Allotment and Assimilation
Federal policies, epitomized by the Dawes Act of 1887, that broke up communally held tribal lands into individual parcels allotted to Native families, with 'surplus' land opened to white settlement. The goal was to dissolve tribal governance and force Native people into Euro-American patterns of individual land ownership and farming.
Red Power Movement
The Indigenous civil rights and political activism movement of the 1960s and 1970s that fought for treaty rights, tribal sovereignty, self-determination, and cultural preservation. Influenced by the broader civil rights movement, Red Power activists employed direct action, legal challenges, and media strategies to draw attention to injustices faced by Native peoples.
Language Revitalization
Efforts to reverse the decline and potential extinction of Indigenous languages caused by centuries of colonial suppression, particularly through boarding school policies.

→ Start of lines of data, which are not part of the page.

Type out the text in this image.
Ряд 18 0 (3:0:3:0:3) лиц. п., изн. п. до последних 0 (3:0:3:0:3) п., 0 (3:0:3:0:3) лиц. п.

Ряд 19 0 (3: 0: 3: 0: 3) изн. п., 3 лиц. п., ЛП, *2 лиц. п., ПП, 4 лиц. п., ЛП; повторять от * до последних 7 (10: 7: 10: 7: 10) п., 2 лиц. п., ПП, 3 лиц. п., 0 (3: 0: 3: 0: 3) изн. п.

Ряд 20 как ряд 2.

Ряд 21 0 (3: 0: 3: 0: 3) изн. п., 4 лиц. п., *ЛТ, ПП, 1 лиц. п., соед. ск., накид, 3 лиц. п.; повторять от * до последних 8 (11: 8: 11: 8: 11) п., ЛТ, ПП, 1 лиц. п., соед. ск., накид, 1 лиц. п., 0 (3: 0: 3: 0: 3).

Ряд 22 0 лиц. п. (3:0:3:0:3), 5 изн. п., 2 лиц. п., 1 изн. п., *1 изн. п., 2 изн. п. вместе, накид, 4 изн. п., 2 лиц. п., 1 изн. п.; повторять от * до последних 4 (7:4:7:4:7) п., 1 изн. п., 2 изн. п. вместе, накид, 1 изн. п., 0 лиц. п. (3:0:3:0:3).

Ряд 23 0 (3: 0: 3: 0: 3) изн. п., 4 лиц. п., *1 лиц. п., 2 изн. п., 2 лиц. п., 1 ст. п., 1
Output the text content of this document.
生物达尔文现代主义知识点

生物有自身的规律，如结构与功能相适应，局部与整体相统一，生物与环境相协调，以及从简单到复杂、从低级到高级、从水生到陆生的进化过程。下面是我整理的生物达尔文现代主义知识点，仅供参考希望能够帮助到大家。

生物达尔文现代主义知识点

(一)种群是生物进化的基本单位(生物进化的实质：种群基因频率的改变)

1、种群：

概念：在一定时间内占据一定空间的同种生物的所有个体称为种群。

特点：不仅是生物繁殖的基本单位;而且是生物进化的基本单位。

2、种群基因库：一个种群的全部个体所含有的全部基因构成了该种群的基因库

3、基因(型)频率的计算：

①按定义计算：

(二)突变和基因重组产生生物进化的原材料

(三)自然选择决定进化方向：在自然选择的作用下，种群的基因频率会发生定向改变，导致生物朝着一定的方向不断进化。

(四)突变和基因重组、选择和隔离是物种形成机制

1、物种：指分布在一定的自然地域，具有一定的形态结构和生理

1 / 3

Strategies include immersion schools, master-apprentice language programs, digital archives, and community-based instruction aimed at creating new fluent speakers.
NAGPRA (Native American Graves Protection and Repatriation Act)
A 1990 federal law that requires museums and federal agencies to return Native American cultural items, including human remains, funerary objects, sacred objects, and objects of cultural patrimony, to their respective tribes and lineal descendants. NAGPRA represents a significant legal recognition of Indigenous rights over ancestral heritage.